So gesehen lässt sich am Beispiel des Supalife Kiosk eine Gentrifizierungsgeschichte erzählen. „Im Kiez gibt es kaum noch Läden von früher“, sagt Zygor, „wir sind mit die Einzigen, die überlebt haben.“ Obwohl der Laden nie Fördermittel bekommen hat. Heute, wo Berlin sich 130 Millionen Euro an Zuschüssen für die Kultur im nächsten Jahr sparen muss, ist das sicher ein Segen.

Der Supalife Kiosk wurde und wird „bunt und lebendig“ mit unterschiedlichen Angeboten bespielt, mit Gesprächsrunden, mit Musik und Film oder mit Grafikausstellungen, die anfangs – so wie Streetart ja auch – noch nicht Usus waren.

„Wir waren einer der ersten Orte dafür“, sagt Zygor, die sich um die Ausstellungen gekümmert hat. „Und immer etwas der Zeit voraus. Wir waren ein Konzeptstore, bevor es die gab. Wir waren ein Coworking Place, bevor diese erfunden wurden“, sagt Gabriele Zygor und ergänzt: „Und wir waren früh gegen Photoshop“.

In den Jahren 2008/09 ging die Entwicklung immer mehr in Richtung Siebdruckgrafiken. Siebdruck im klassischen Sinne, beschreibt das Zygor: Künst­le­r:in­nen arbeiten auf dem Sieb mit Farben und drucken das Ergebnis. „Echte Farbe auf echtem Papier.“ Ja, es ließe sich behaupten, dass der Supalife Kiosk eine Renaissance des Siebdrucks mitbefördert hat.

Einige Leute von damals sind bis heute dabei, so wie auch Gabriele Zygor, andere sind dazugekommen. Alle sieben Künstler:innen, die schichtweise im Supalife Kiosk arbeiten, haben andere Standbeine, damit es sich rechnet.

Seit 2013 arbeitet der Supalife Kiosk als eingetragener, gemeinnütziger Verein. Zu dem Zeitpunkt hatte sich Zygor schon in Portugal, wo sie einst ein Sabbatjahr verbrachte, in das Land verliebt. 2016 ist sie ganz dorthin gezogen. Zygor ist dreimal im Jahr für ein paar Wochen in Berlin. „Und es gibt ja Onlinemeetings im Homeoffice.“ Sie fungiert heute als Kassenwart des Vereins und agiert eher im Hintergrund, so wie auch Dennis Engel.

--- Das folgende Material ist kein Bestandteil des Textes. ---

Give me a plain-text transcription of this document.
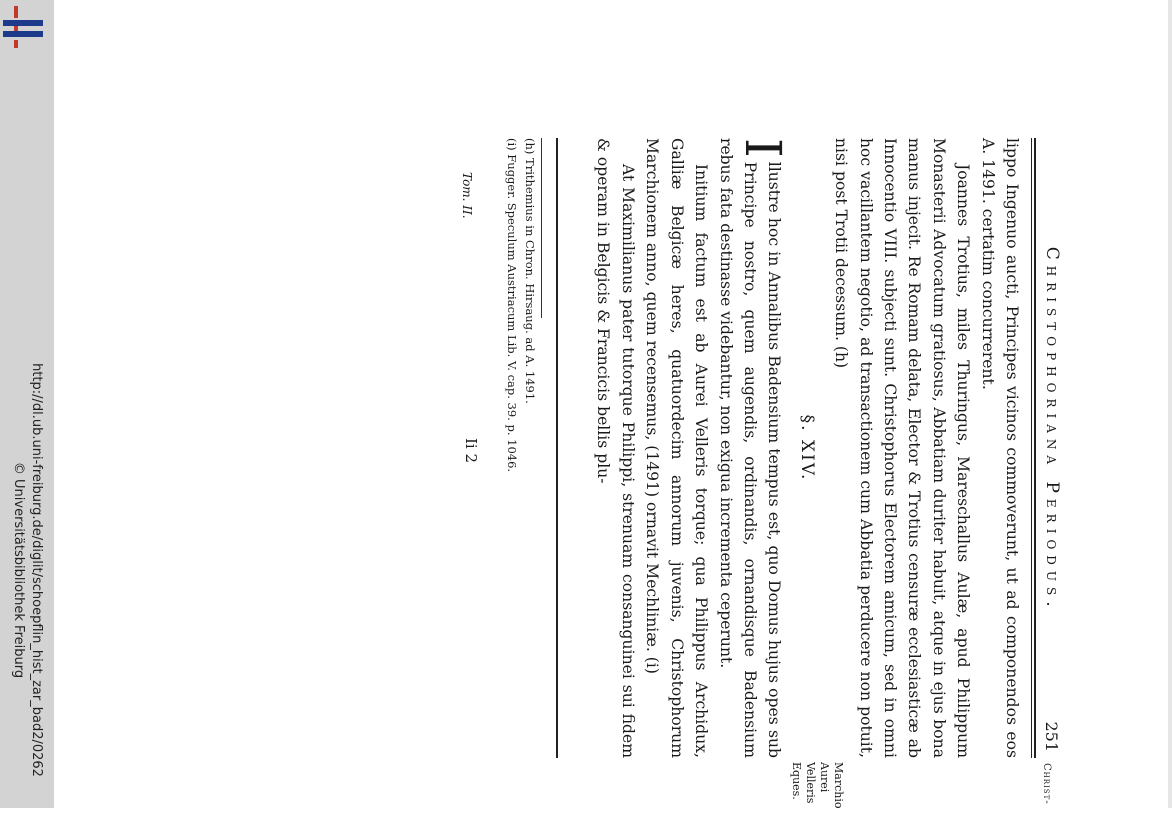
http://dl.ub.uni-freiburg.de/diglit/schoepflin_hist_zar_bad2/0262
© Universitätsbibliothek Freiburg	Christophoriana Periodus.
251
Christ-

lippo Ingenuo aucti, Principes vicinos commoverunt, ut ad componendos eos A. 1491. certatim concurrerent.

Joannes Trotius, miles Thuringus, Mareschallus Aulæ, apud Philippum Monasterii Advocatum gratiosus, Abbatiam duriter habuit, atque in ejus bona manus injecit. Re Romam delata, Elector & Trotius censuræ ecclesiasticæ ab Innocentio VIII. subjecti sunt. Christophorus Electorem amicum, sed in omni hoc vacillantem negotio, ad transactionem cum Abbatia perducere non potuit, nisi post Trotii decessum. (h)

§. XIV.

I
llustre hoc in Annalibus Badensium tempus est, quo Domus hujus opes sub Principe nostro, quem augendis, ordinandis, ornandisque Badensium rebus fata destinasse videbantur, non exigua incrementa ceperunt.

Initium factum est ab Aurei Velleris torque; qua Philippus Archidux, Galliæ Belgicæ heres, quatuordecim annorum juvenis, Christophorum Marchionem anno, quem recensemus, (1491) ornavit Mechliniæ. (i)

At Maximilianus pater tutorque Philippi, strenuam consanguinei sui fidem & operam in Belgicis & Francicis bellis plu-

Marchio Aurei Velleris Eques.
(h) Trithemius in Chron. Hirsaug. ad A. 1491.
(i) Fugger. Speculum Austriacum Lib. V. cap. 39. p. 1046.
Tom. II.
Ii 2
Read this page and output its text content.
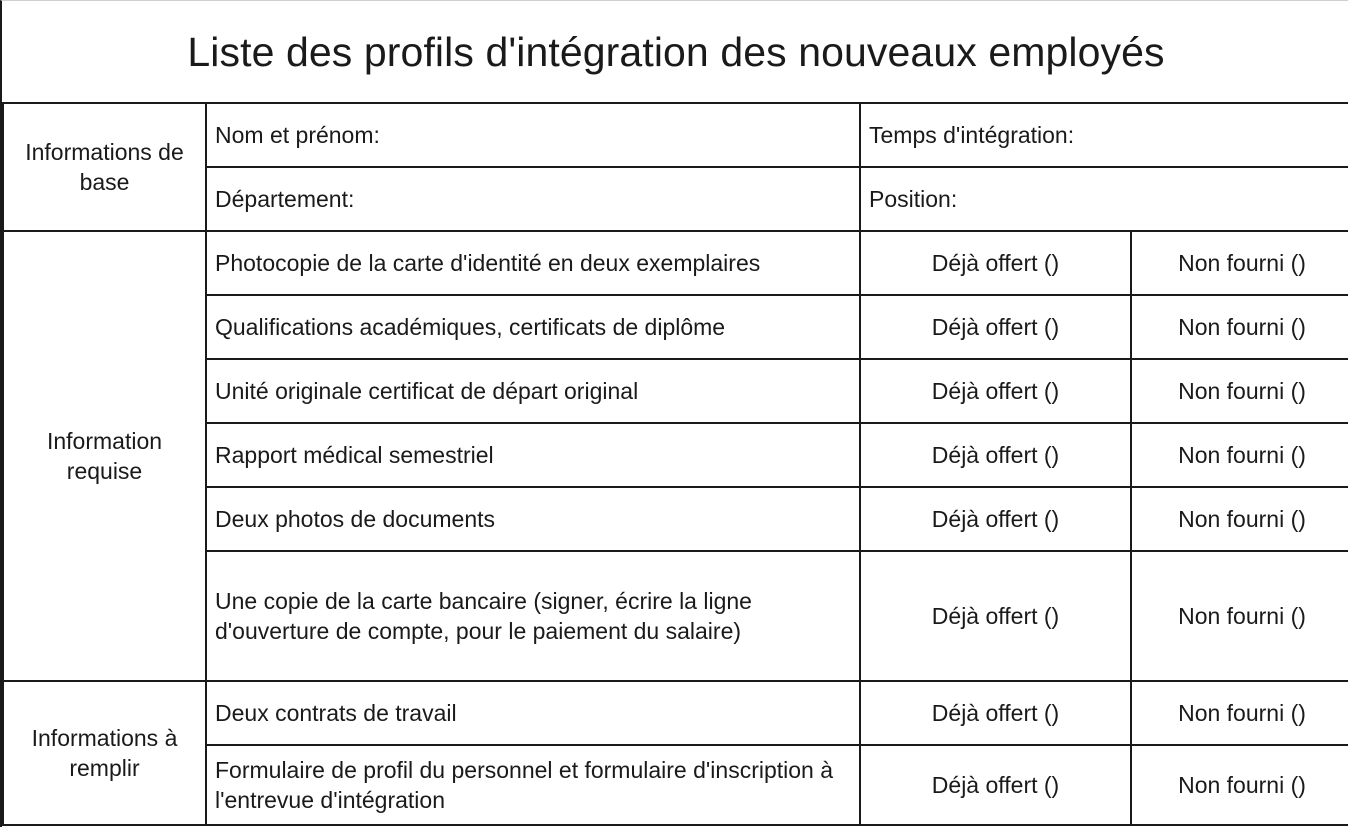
Liste des profils d'intégration des nouveaux employés
Informations de base	Nom et prénom:	Temps d'intégration:	
	Département:	Position:	
Information requise	Photocopie de la carte d'identité en deux exemplaires	Déjà offert ()	Non fourni ()
	Qualifications académiques, certificats de diplôme	Déjà offert ()	Non fourni ()
	Unité originale certificat de départ original	Déjà offert ()	Non fourni ()
	Rapport médical semestriel	Déjà offert ()	Non fourni ()
	Deux photos de documents	Déjà offert ()	Non fourni ()
	Une copie de la carte bancaire (signer, écrire la ligne d'ouverture de compte, pour le paiement du salaire)	Déjà offert ()	Non fourni ()
Informations à remplir	Deux contrats de travail	Déjà offert ()	Non fourni ()
	Formulaire de profil du personnel et formulaire d'inscription à l'entrevue d'intégration	Déjà offert ()	Non fourni ()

„Man muss flexibel sein“, sagt Zygor über so ein freies Künstler:innenleben. Sie selbst bietet unter anderem Siebdruck-Workshops an. Anders formuliert: Da stecken viel Idealismus und Herzblut drin. Das ist nicht genug zu würdigen, machen solche Projekte und Läden doch Berlin aus.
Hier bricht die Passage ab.